Highlights:
- The integration lets organizations use Nvidia’s AI infrastructure for high-performance machine learning while ensuring visibility and security through JFrog’s DevSecOps workflows.
- By combining JFrog Artifactory with Nvidia NIM, JFrog claims enterprises can streamline AI model management and speed up the deployment of LLMs.
Recently, a software supply chain company, JFrog Ltd., unveiled a new runtime security solution along with a product integration with Nvidia Corp. This collaboration provides users with advanced security features and the ability to protect artificial intelligence models.
JFrog’s new JFrog Runtime provides comprehensive protection for applications across their entire lifecycle, from development through deployment and production. This service seamlessly integrates into DevSecOps workflows, enabling organizations to implement security measures at each stage of the software supply chain. By addressing vulnerabilities in real time ensures that cloud-native applications, such as containers in Kubernetes environments, are continuously monitored for potential risks.
JFrog Runtime’s features include real-time vulnerability detection and risk prioritization, enabling security and development teams to identify security issues based on their business impact speeding up the triage process. The platform also protects applications from post-deployment threats, such as malware or privilege escalation attacks, by utilizing advanced monitoring for cloud-based workloads.
JFrog Runtime fosters better collaboration between security and development teams by offering a unified platform for risk management. This platform enables developers to track software packages from multiple sources to ensure compliance and version control. At the same time, security teams can enforce policies that uphold the integrity of the software throughout its entire lifecycle.
Alongside the announcement of JFrog Runtime, JFrog also revealed a partnership with Nvidia to integrate Nvidia NIM microservices into the JFrog Platform. This integration allows enterprises to deploy secure, GPU-optimized AI models swiftly. Nvidia NIM, a microservices platform within Nvidia AI Enterprise, provides GPU-optimized infrastructure for the safe and efficient deployment of high-performance AI and large language models.

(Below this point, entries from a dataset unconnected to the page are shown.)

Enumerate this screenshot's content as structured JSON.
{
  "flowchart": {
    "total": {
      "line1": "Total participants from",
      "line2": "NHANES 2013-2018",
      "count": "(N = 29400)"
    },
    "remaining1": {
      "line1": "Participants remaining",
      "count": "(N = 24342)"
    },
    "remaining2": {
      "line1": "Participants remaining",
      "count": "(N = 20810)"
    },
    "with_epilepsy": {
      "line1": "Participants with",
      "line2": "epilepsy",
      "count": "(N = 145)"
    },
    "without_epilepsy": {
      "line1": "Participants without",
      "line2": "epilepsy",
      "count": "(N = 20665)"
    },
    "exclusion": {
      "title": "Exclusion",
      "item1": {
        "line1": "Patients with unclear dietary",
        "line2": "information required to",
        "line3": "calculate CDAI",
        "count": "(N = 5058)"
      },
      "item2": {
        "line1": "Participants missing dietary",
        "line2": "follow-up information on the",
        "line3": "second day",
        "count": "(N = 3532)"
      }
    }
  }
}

This new integration enables organizations to utilize Nvidia’s AI infrastructure for high-performance machine learning while ensuring visibility and security through JFrog’s unified DevSecOps workflows.
By combining JFrog Artifactory with Nvidia NIM, JFrog claims that enterprises can streamline AI model management and speed up the deployment of large language models (LLMs). The platform also provides centralized control, ensuring compliance and traceability throughout AI deployments, from development to production.
“As enterprises scale their generative AI deployments, a central repository can help them rapidly select and deploy models that are approved for development. The integration of Nvidia NIM microservices into the JFrog Platform can help developers quickly get fully compliant, performance-optimized models quickly running in production,” said Vice President of Enterprise Strategic Partnerships at Nvidia, Pat Lee.
JFrog Artifactory offers a unified solution for storing and managing all artifacts, binaries, packages, files, containers, and components used throughout software supply chains. The integration of the JFrog Platform with Nvidia NIM is expected to integrate containerized AI models as software packages into current software development workflows.